My friends, who are ordinarily pretty hip people, dig in to the pizza without a second thought, blasé as can be, without a moment's hesitation, because this transaction is commonplace these days.

But what would Benjamin Franklin think of this?

That's my secret. That's the little tiny candle that I keep burning in my mind that lets me see everyday events like they're brand new. If old Ben ever heard me say that, he'd be a little worried, since he lost a sibling to the candlemaking industry... I think it was falling in a vat of lye. But I digress.

Why Benjamin Franklin?

Because he was a hip guy, even in the 1700s. He's been cited as "the last person who ever read every book in the world," because after his lifetime, it quickly became an impossible task. His curiosity and his inventive streak gave us electricity, the public library, and the bifocal lens. All the same, his belief in God made him humble and open to the miraculous. Lastly, Poor Richard's Almanack proves he understood human nature about as well as can be expected. His wide range of interests mean that he would have a basic knowledge of politics, science, medicine, the English language, and engineering (as it was). The time period he was from is not so far removed from our own to make analogy impossible or tedious when explaining technology...

Wait, "explaining" ? Why would you ever have to explain technology to Benjamin Franklin?

Oh, right. Well, because the way I figure out what Ben Franklin would think of something is to imagine bringing him here in a time machine and showing it to him. For example, letting him observe the entire process of a pizza delivery would involve explaining the telephone, the pizza, the corporation, the automobile, overnight shipping, fresh fruit, and probably a few other concepts that are foreign to the 18th century. If the pizza boy is not Caucasian, you have to discuss The Civil War and slavery. If you're using a cordless telephone or, God help you, a cellular phone, more explaining. Including satellites and space flight. Good luck!

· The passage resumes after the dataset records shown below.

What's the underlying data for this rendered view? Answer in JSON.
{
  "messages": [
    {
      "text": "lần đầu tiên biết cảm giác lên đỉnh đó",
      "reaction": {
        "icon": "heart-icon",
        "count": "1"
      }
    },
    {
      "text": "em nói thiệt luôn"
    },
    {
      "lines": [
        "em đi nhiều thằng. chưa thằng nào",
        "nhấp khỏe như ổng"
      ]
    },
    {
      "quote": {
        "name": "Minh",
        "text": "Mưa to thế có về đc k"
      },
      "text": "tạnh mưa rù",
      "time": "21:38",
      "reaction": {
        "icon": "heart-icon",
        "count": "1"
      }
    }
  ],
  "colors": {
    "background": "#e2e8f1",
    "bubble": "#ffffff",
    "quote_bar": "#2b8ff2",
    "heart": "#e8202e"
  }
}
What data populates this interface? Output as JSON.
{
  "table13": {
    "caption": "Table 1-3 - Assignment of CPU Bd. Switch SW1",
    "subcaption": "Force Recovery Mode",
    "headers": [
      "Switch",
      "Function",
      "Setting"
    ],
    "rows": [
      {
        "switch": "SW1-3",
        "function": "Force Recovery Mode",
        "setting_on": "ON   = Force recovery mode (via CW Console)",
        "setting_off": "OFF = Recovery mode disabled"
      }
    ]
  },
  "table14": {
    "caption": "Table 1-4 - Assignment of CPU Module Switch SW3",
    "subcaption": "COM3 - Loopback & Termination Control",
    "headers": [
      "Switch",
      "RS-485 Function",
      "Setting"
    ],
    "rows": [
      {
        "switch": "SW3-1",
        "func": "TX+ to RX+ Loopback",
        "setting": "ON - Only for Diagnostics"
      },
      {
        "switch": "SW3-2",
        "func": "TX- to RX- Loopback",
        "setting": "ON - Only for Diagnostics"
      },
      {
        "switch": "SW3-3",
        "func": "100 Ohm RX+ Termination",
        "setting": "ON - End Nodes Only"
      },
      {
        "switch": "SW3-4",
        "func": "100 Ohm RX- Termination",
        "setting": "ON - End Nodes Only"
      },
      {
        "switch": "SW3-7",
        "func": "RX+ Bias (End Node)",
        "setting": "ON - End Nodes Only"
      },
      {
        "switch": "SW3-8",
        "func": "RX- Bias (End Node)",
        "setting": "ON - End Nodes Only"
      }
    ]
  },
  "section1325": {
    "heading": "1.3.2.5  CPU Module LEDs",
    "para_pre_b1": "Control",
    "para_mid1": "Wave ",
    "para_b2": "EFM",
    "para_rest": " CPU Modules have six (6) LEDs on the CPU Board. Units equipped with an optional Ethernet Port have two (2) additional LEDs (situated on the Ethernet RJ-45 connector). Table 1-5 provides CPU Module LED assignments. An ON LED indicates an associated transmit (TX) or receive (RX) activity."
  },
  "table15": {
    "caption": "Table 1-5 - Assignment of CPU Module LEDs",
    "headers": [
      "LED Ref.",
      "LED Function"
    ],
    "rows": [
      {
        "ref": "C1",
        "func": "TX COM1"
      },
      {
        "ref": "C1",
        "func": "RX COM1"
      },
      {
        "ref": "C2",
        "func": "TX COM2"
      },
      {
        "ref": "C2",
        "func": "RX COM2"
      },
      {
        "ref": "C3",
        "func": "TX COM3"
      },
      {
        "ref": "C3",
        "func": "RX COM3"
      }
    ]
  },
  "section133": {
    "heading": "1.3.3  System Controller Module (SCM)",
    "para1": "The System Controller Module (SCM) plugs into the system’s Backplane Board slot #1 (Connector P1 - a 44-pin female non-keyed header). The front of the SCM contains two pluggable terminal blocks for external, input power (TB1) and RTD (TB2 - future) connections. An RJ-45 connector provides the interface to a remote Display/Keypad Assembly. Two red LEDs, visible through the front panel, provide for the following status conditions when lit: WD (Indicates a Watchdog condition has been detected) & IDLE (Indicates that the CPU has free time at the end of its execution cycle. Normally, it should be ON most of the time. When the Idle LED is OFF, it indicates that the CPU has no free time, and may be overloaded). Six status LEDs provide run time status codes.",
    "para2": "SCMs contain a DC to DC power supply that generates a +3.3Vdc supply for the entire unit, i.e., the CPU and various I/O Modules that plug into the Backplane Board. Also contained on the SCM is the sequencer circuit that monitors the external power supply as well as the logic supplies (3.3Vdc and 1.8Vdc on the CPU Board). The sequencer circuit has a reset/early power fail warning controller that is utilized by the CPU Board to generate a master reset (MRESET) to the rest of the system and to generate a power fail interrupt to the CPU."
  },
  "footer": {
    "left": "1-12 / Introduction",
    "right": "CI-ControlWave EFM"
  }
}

Okay, right, so you explain this stuff to him. Why does that make anything cooler?

Well, simple things like that are usually made cooler when you realize how many years of "progress" have led, seemingly inexorably, to the ability of an American citizen to buy a pizza whenever he wants. Think of how many hours you'd have to spend explaining everything that led up to it! The pizza would be long-cold or long-gone, and you'd barely be on mass production and the automobile. What if he stopped you in the middle of Henry Ford's brainchild and asked about child labor or the Great Depression?

Right. That would suck. You'd be there, for like, weeks. And how will this instill me with a sense of wonder?

Now picture yourself going into work one day, prepared to do your miserable eight-hour shift at the cube farm in front of the computer, interrupted by trips to the bathroom, cafeteria, and copier... but when you get to work, Benjamin Franklin is there. And he's really polite and everything, but--to put it bluntly--he has questions. Imagine the sheer volume of things he wouldn't understand, the number of things you'd have to explain, the field trips you'd have to take him on... Soon your sense of wonder about the little things in life will grow like a bacterium in a nutrient-rich petri dish.

Okay, so: The world is really groovy if you see it through Benjamin Franklin's eyes?

Yeah. This does pre-suppose some assumptions. I'll list them here to avoid disappointing anyone who actually manages to bring Benjamin Franklin forward through time.


DISCLAIMER
The Management cannot be held responsible for Benjamin Franklin: ...or any other "failings". This is a gedankenexperiment. Do not try this at home. Thank you, that is all.

Ben Franklin's Unanswerable Question


"In my era, a businessman might work as much as eight or nine hours a day, and pass the greater part of his life in the effort to amass sustenance and material comforts. In a future so free from drudgery and want, how do people occupy their idle hands?"